The absence of Fbxo4, Fbxo31, or APC2 does not affect the stability of cyclin D1 after DNA damage. (A) Immunoblot analysis of cyclin D1 (left) and its quantification (right) for NIH 3T3 cells infected with a retroviral vector encoding control (EGFP) or Fbxo4 shRNAs. Cells were incubated with cycloheximide (25 μg/ml) for the indicated times beginning 1 h after gamma irradiation (10 Gy). (B) Immunoblot analysis of cyclin D1 (left) and its quantification (right) for NIH 3T3 cells infected with a retroviral vector encoding EGFP or Fbxo31 shRNAs and treated as described for panel A. (C) Quantitative RT-PCR analysis of APC2 mRNA in NIH 3T3 cells infected with a retroviral vector encoding EGFP or APC2 shRNAs.
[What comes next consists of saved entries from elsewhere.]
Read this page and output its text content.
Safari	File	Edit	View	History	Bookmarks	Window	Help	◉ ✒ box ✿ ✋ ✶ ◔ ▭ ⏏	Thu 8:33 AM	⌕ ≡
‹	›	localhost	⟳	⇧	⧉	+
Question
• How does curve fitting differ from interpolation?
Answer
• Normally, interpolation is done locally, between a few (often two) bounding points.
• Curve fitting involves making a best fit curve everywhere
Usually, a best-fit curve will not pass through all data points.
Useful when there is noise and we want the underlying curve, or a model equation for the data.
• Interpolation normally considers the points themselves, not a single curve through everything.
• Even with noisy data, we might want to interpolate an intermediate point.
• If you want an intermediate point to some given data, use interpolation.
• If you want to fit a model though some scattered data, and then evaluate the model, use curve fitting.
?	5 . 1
Data are means ± SD of triplicates from a representative experiment. (D) Immunoblot analysis of cyclin D1 (top) and its quantification (bottom), as described for panel C, for cells incubated with cycloheximide for the indicated times beginning 1 h after gamma irradiation.

FIG 11

Interactions between ubiquitin ligases and cyclin D1. (A) Lysates of NIH 3T3 cells infected with a retroviral vector encoding FLAG-tagged Fbxo4, Fbxw8, Skp2, Fbxo31, β-TrCP1, Cdh1, or CDK4 or subjected to mock infection were subjected to immunoprecipitation (IP) with antibodies to FLAG, and the resulting precipitates as well as the original lysates (Input) were subjected to immunoblot analysis with antibodies to FLAG or to the indicated proteins. (B) NIH 3T3 cells infected with a retroviral vector encoding FLAG-tagged Fbxo4, Fbxo31, Cdh1, or CDK4 were subjected to gamma irradiation (10 Gy). One hour after irradiation, the cells were lysed and subjected to immunoprecipitation with antibodies to FLAG, and the resulting precipitates as well as the original lysates were subjected to immunoblot analysis with antibodies to FLAG or to cyclin D1.